È evidente che il ricorso all’Autorità giudiziaria segna sempre un triste momento di incapacità degli Organismi di individuare soluzioni di buon senso nell’ambito del quadro normativo vigente.

L’auspicio, quindi, è quello di costruire insieme un sistema sportivo che sappia lavorare e collaborare in armonia, confrontarsi su temi concreti e sulle reali esigenze sportive del Paese e soprattutto riconosca come lo sport di base e l’alto livello siano semplicemente lati della stessa medaglia.

Questo il commento di Tiziano Pesce, presidente nazionale Uisp:

“Non possiamo che cogliere la sentenza del Consiglio di Stato, che ribalta le decisioni del Tar del Lazio, con grande soddisfazione, una sentenza molto importante che definisce, in maniera netta e inequivocabile, la piena legittimità dell’organizzazione di attività competitive in capo agli Enti di Promozione sportiva, che troppo spesso, la vicenda Figc ne è solo un esempio, le Federazioni sportive nazionali hanno dimostrato di dimenticare".

"Come Uisp, lo ricordo, eravamo intervenuti attivamente all’interno del procedimento avviato dall’Antitrust: ora il Consiglio di Stato ristabilisce pienamente quanto sollevato dall’Autorità Garante della Concorrenza e del Mercato, e da noi sostenuto, riconoscendo le peculiarità di tutti gli ambiti di attività dei diversi organismi sportivi. Il Consiglio di Stato conferma quindi l’abuso di posizione dominante della Figc e accoglie l’appello dell’AGCM, riformando la precedente sentenza del Tar del Lazio e confermando l’esistenza di un abuso di posizione dominante da parte della Figc nel settore del calcio giovanile".

"Secondo la sentenza, la Figc ha adottato nel tempo una strategia regolatoria escludente, idonea a limitare l’operatività degli Enti di Promozione sportiva, imponendo vincoli, divieti e autorizzazioni preventive alla partecipazione delle società affiliate Figc a tornei ludico-amatoriali, seppur competitivi".

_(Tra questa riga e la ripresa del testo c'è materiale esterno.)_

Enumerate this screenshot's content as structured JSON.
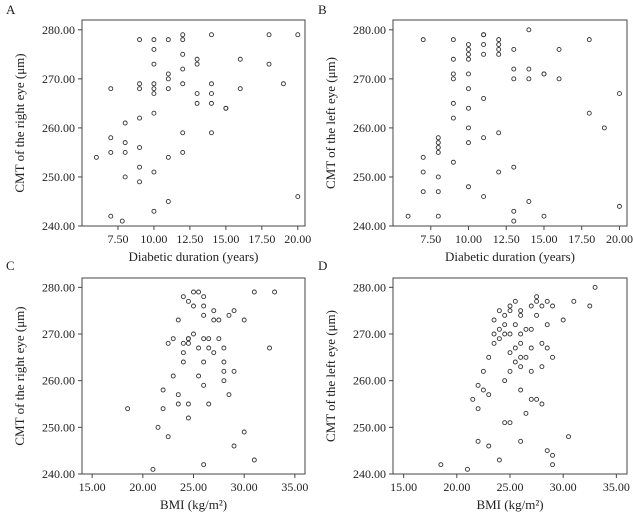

"A questo punto – aggiunge il presidente Uisp Tiziano Pesce - ci sono tutti gli elementi affinché, in maniera risolutiva, la filiera dell’Autorità di Governo in materia di sport e il Coni, si adoperino affinché si arrivi al pieno superamento di sperequazioni e comportamenti ostativi nei confronti della promozione sportiva. Una volta per tutte, per il bene di cittadine e cittadini di ogni età e per mettere a terra concretamente quanto previsto dal settimo comma dell’articolo 33 della Costituzione, si definiscano gli ambiti di attività e modelli di convenzioni eque (necessarie però solo nel caso si organizzino attività agonistiche di prestazione, così come del resto già previsto dal regolamento CONI degli Eps - ndr), convenzioni che però si basino su reciprocità di riconoscimento e non su condizioni unilaterali e di assoluta subalternità per gli Enti così come, salvo rare eccezioni, è sino ad oggi accaduto".

"Stop, quindi a interpretazioni o a letture ambigue. Si fermino quelle pratiche sul territorio, che i nostri dirigenti ben conoscono, che potremmo definire di dissuasione e di scoraggiamento, spesso vere e proprie intimidazioni, alla partecipazione agli eventi organizzati da noi Eps nei confronti delle società sportive e dei loro tesserati".